Port Forwards Only Work For Some People!?



  • Hi,

    We have a PF installation being used as our primary firewall, there's a collection of port forward and 1:1 NAT Rules on it, all of which work for 99% of people. So far we have had reports of 5 people who are unable to access our sites.

    I've been attempting to assist a customer of ours who is unable to access some of our services (browser 'times out') today. If we access from his machine one of our services which are Port-Mapped, there is no throughput; however he can access one using 1:1 NAT.

    The Port Forwarding rules work absolutely fine for everybody else. I've taken a PCAP on the PF Box as well as on the customer's computer, which clearly shows his machine sending TCP SYN to the firewall, which the PF box receives. The firewall capture then shows pf sending a TCP SYN ACK, which never arrives on the customer's computer.

    I've attached a screenie of the pcap trace from the firewall

    The first session (up to 16:25:07 is accessing a 1:1 NAT), the second attempted session (16:26:21) is accessing a Port Forward.

    The only real difference I can see is the WIN=65535? The client machine is a windows 7 professional workstation accessing our service over 802.11g (Asus WL530g) if that's at all relevent.

    Does anyone have any ideas as to what on earth is going on here?

    Many Thanks!
    -Rob



  • that capture is from the perspective of the WAN on your firewall?

    The traffic that looks to not be working, you're repeatedly sending SYN ACKs back in response to the SYN, and the remote host is re-sending the SYN. That indicates the SYN ACK is lost somewhere in between, you're sending it out and the source isn't getting it. Why is hard to say, when you see the traffic going out your network and it disappears somewhere in the middle, troubleshooting isn't easy. Allow pings on your WAN and see if the affected hosts can ping. Try to find a common denominator amongst the hosts that don't work - a particular ISP, or something like that.

    That's assuming the capture is from your WAN and there is nothing upstream of there other than your ISP router. If you have unusual routing going on, you could be blocking SYN ACKs with a stateful firewall somewhere if that firewall isn't seeing the SYN.



  • @cmb:

    that capture is from the perspective of the WAN on your firewall?

    The traffic that looks to not be working, you're repeatedly sending SYN ACKs back in response to the SYN, and the remote host is re-sending the SYN. That indicates the SYN ACK is lost somewhere in between, you're sending it out and the source isn't getting it. Why is hard to say, when you see the traffic going out your network and it disappears somewhere in the middle, troubleshooting isn't easy. Allow pings on your WAN and see if the affected hosts can ping. Try to find a common denominator amongst the hosts that don't work - a particular ISP, or something like that.
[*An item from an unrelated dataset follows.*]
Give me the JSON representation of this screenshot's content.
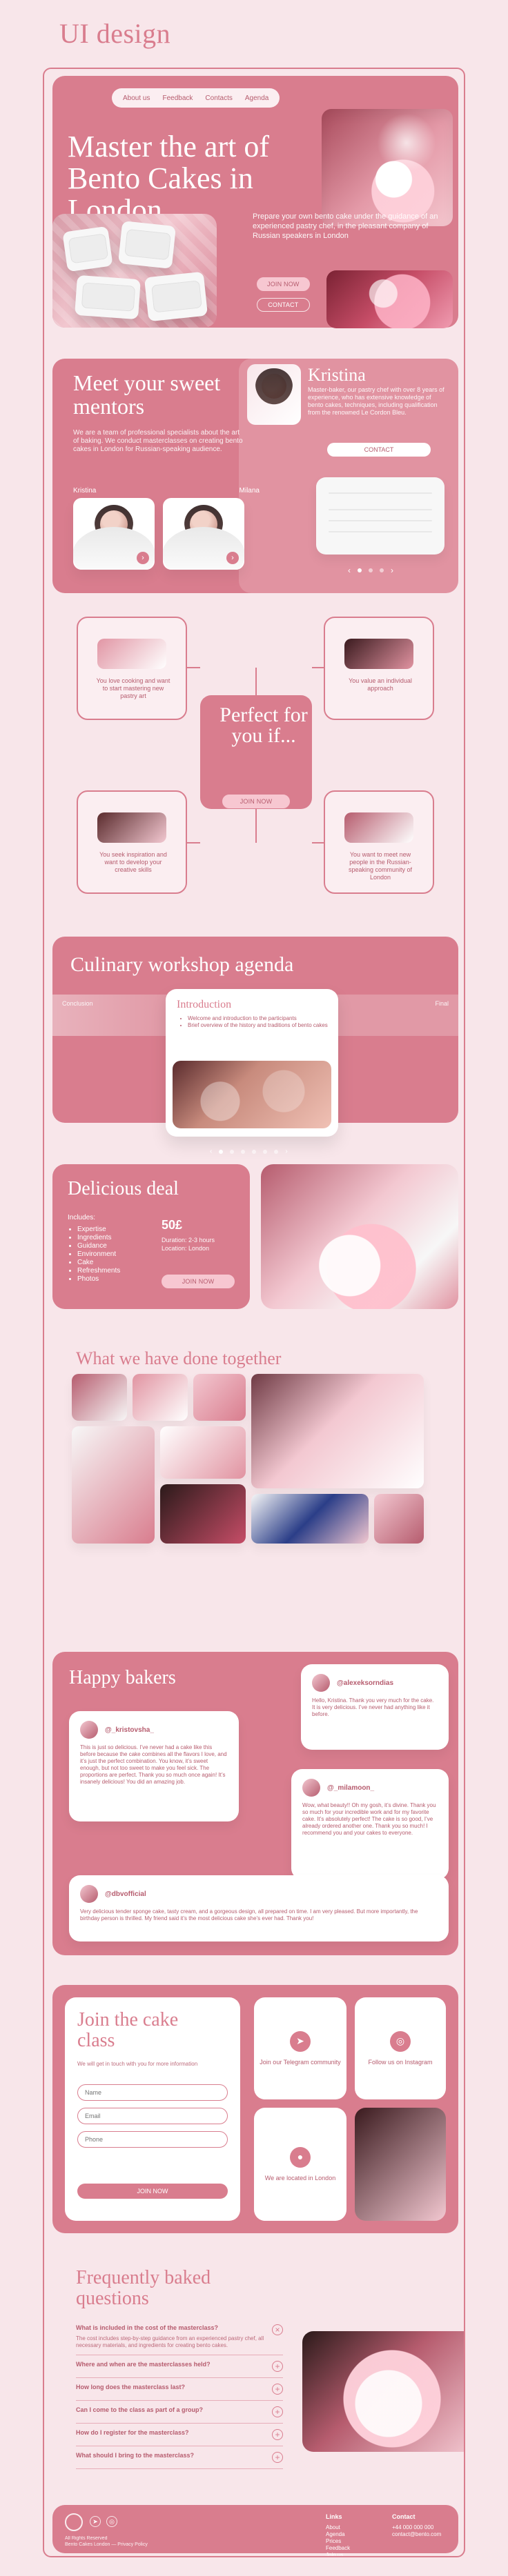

    That's assuming the capture is from your WAN and there is nothing upstream of there other than your ISP router. If you have unusual routing going on, you could be blocking SYN ACKs with a stateful firewall somewhere if that firewall isn't seeing the SYN.

    Hi cmb,

    That's exactly what I figured, the capture is from our WAN and the WAN goes directly into a switch which is connected to our ISP's network. So far we've found a correlation that all the individuals appear to be on Virgin Media (UK ISP), however they are scattered allover the country and other VM users (our office connection, my home and other members of staff's houses etc) appear to work fine.

    Ping's and UDP traffic appear to work fine, I put in a port forward for UDP:53 to our internal DNS server and the customer was able to DNS from it without issue, so it appears that the only problem is the TCP handshake.
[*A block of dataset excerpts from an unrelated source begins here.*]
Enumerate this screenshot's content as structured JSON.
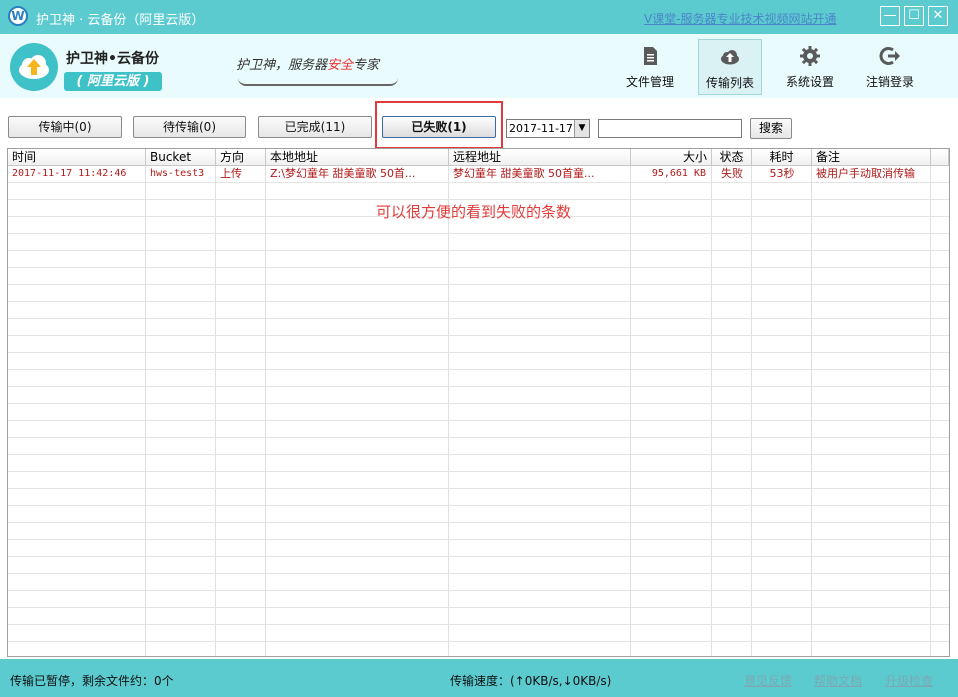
{
  "window": {
    "title": "护卫神 · 云备份（阿里云版）",
    "ad_link": "V课堂-服务器专业技术视频网站开通",
    "icon_letter": "W",
    "controls": {
      "minimize": "—",
      "maximize": "☐",
      "close": "✕"
    }
  },
  "header": {
    "brand_name": "护卫神•云备份",
    "brand_badge": "( 阿里云版 )",
    "slogan_prefix": "护卫神，服务器",
    "slogan_mark": "安全",
    "slogan_suffix": "专家",
    "nav": [
      {
        "label": "文件管理",
        "icon": "file-icon"
      },
      {
        "label": "传输列表",
        "icon": "cloud-upload-icon"
      },
      {
        "label": "系统设置",
        "icon": "gear-icon"
      },
      {
        "label": "注销登录",
        "icon": "logout-icon"
      }
    ]
  },
  "toolbar": {
    "tabs": [
      {
        "label": "传输中(0)"
      },
      {
        "label": "待传输(0)"
      },
      {
        "label": "已完成(11)"
      },
      {
        "label": "已失败(1)"
      }
    ],
    "active_tab": 3,
    "date_value": "2017-11-17",
    "search_value": "",
    "search_label": "搜索"
  },
  "table": {
    "columns": [
      "时间",
      "Bucket",
      "方向",
      "本地地址",
      "远程地址",
      "大小",
      "状态",
      "耗时",
      "备注"
    ],
    "rows": [
      {
        "time": "2017-11-17 11:42:46",
        "bucket": "hws-test3",
        "direction": "上传",
        "local": "Z:\\梦幻童年 甜美童歌 50首...",
        "remote": "梦幻童年 甜美童歌 50首童...",
        "size": "95,661 KB",
        "status": "失败",
        "duration": "53秒",
        "note": "被用户手动取消传输"
      }
    ]
  },
  "annotation": "可以很方便的看到失败的条数",
  "statusbar": {
    "left": "传输已暂停，剩余文件约：0个",
    "speed": "传输速度：(↑0KB/s,↓0KB/s)",
    "links": [
      "意见反馈",
      "帮助文档",
      "升级检查"
    ]
  },
  "colors": {
    "frame": "#5ccbd0",
    "header_bg": "#e9fbfc",
    "row_text": "#b01a1a",
    "highlight": "#e23b3b"
  }
}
    I'm going to ask our Datacenter to see if they can do some packet logging for us on the routers inside their network to prove that the SYN ACK leave their network. An option I was considering yesterday is that perhaps the customer's routers are doing something odd so I may ask one of them to log me in to their router to look for any more information.

    I presume that in 1:1 NAT the TCP handshake is performed by the internal machine, with IP rewriting done by pf whilst on port forwarding the pfsense boxes have to rewrite the TCP packets (in order to change the port number), which would explain why 1:1 NAT works, however port forwards do not. I was tempted to find some options to switch the windowsize and scale factor down from 65535 & 8 to 8192 & 4 (the one negotiated by windows in 1:1 NAT) to see if that helps but I've been unable to locate any tunables for that.

    Thanks for your input!
    -Rob



  • The window size and scale factor is set by the source host, you can't change that. That's unlikely to be relevant.

    Port forwards don't rewrite source ports. There isn't a difference network-wise between allowing traffic in from the Internet on 1:1 and rdr (port forward). Either way you're strictly rewriting the destination IP (though with rdr you can rewrite the destination port that's only if it's diff outside vs. inside, eg from the Internet you have a web server listening on port 8000 but it's on 80 internally, that doesn't sound like it's the case here, and wouldn't be relevant either way). That's different for outbound traffic but that's not what you're looking at here.